Example

There are open source tools available that help parse robots.txt files and validate website URLs against them to see if you have access or not. One project that I would recommend is available on GitHub called robotstxt by user temoto. In order to download this library, run the following command in your terminal:

go get github.com/temoto/robotstxt

The $GOPATH referred to here is the one you set up during the installation of the Go programming language back in Chapter 1, Introducing Web Scraping and Go. This is the directory with the src/ bin/ and pkg/ directories.

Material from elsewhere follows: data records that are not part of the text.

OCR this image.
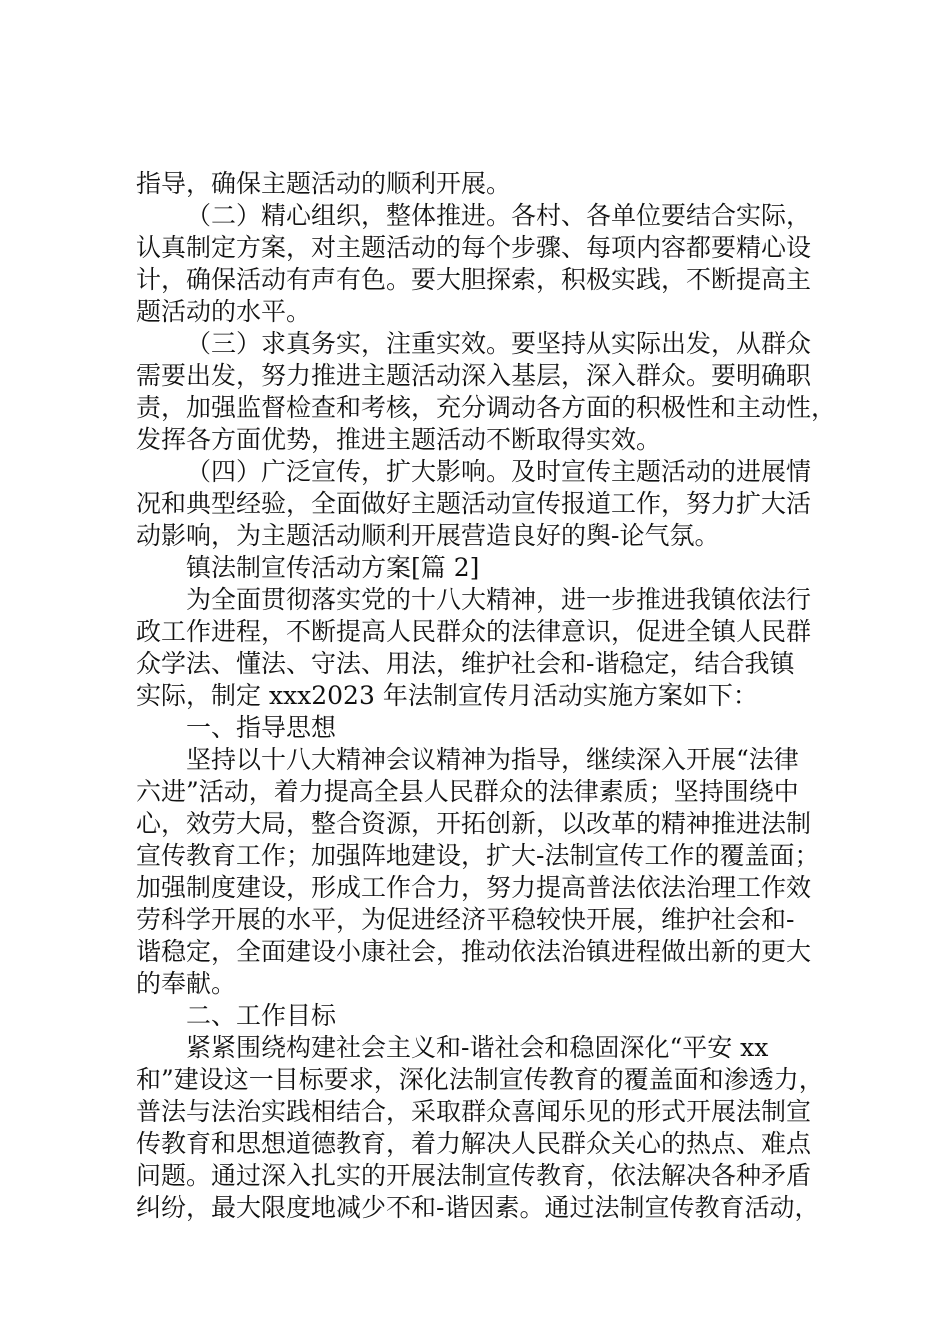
指导，确保主题活动的顺利开展。
（二）精心组织，整体推进。各村、各单位要结合实际，
认真制定方案，对主题活动的每个步骤、每项内容都要精心设
计，确保活动有声有色。要大胆探索，积极实践，不断提高主
题活动的水平。
（三）求真务实，注重实效。要坚持从实际出发，从群众
需要出发，努力推进主题活动深入基层，深入群众。要明确职
责，加强监督检查和考核，充分调动各方面的积极性和主动性，
发挥各方面优势，推进主题活动不断取得实效。
（四）广泛宣传，扩大影响。及时宣传主题活动的进展情
况和典型经验，全面做好主题活动宣传报道工作，努力扩大活
动影响，为主题活动顺利开展营造良好的舆-论气氛。
镇法制宣传活动方案[篇 2]
为全面贯彻落实党的十八大精神，进一步推进我镇依法行
政工作进程，不断提高人民群众的法律意识，促进全镇人民群
众学法、懂法、守法、用法，维护社会和-谐稳定，结合我镇
实际，制定 xxx2023 年法制宣传月活动实施方案如下：
一、指导思想
坚持以十八大精神会议精神为指导，继续深入开展“法律
六进”活动，着力提高全县人民群众的法律素质；坚持围绕中
心，效劳大局，整合资源，开拓创新，以改革的精神推进法制
宣传教育工作；加强阵地建设，扩大-法制宣传工作的覆盖面；
加强制度建设，形成工作合力，努力提高普法依法治理工作效
劳科学开展的水平，为促进经济平稳较快开展，维护社会和-
谐稳定，全面建设小康社会，推动依法治镇进程做出新的更大
的奉献。
二、工作目标
紧紧围绕构建社会主义和-谐社会和稳固深化“平安 xx
和”建设这一目标要求，深化法制宣传教育的覆盖面和渗透力，
普法与法治实践相结合，采取群众喜闻乐见的形式开展法制宣
传教育和思想道德教育，着力解决人民群众关心的热点、难点
问题。通过深入扎实的开展法制宣传教育，依法解决各种矛盾
纠纷，最大限度地减少不和-谐因素。通过法制宣传教育活动，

This will install the library on your machine at $GOPATH/src/github/temoto/robotstxt. If you would like, you can read the code to see how it all works. For the sake of this book, we will just be using the library in our own project. Inside your $GOPATH/src folder, create a new folder called robotsexample. Create a main.go file inside the robotsexample folder. The following code for main.go shows you a simple example of how to use the temoto/robotstxt package:

package main

import (
  "net/http"

  "github.com/temoto/robotstxt"
)

func main() {
  // Get the contents of robots.txt from packtpub.com
  resp, err := http.Get("https://www.packtpub.com/robots.txt")
  if err != nil {
    panic(err)
  }
  // Process the response using temoto/robotstxt
  data, err := robotstxt.FromResponse(resp)
  if err != nil {
    panic(err)
  }
  // Look for the definition in the robots.txt file that matches the default Go User-Agent string
  grp := data.FindGroup("Go-http-client/1.1")
  if grp != nil {
    testUrls := []string{
      // These paths are all permissable
      "/all",
      "/all?search=Go",
      "/bundles",

      // These paths are not
      "/contact/",
      "/search/",
      "/user/password/",
    }

    for _, url := range testUrls {
      print("checking " + url + "...")

      // Test the path against the User-Agent group
      if grp.Test(url) == true {
        println("OK")
      } else {
        println("X")
      }
    }
  }
}

This example uses Go for each loop using the range operator. The range operator returns two variables, the first is the index of the iteration (which we ignore by assigning it to _), and the second is the value at that index.

This code checks six different paths against the robots.txt file for https://www.packtpub.com/, using the default User-Agent string for the Go HTTP client. If the User-Agent is allowed to access a page, then the Test() method returns true. If it returns false, then your scraper should not access this section of the website.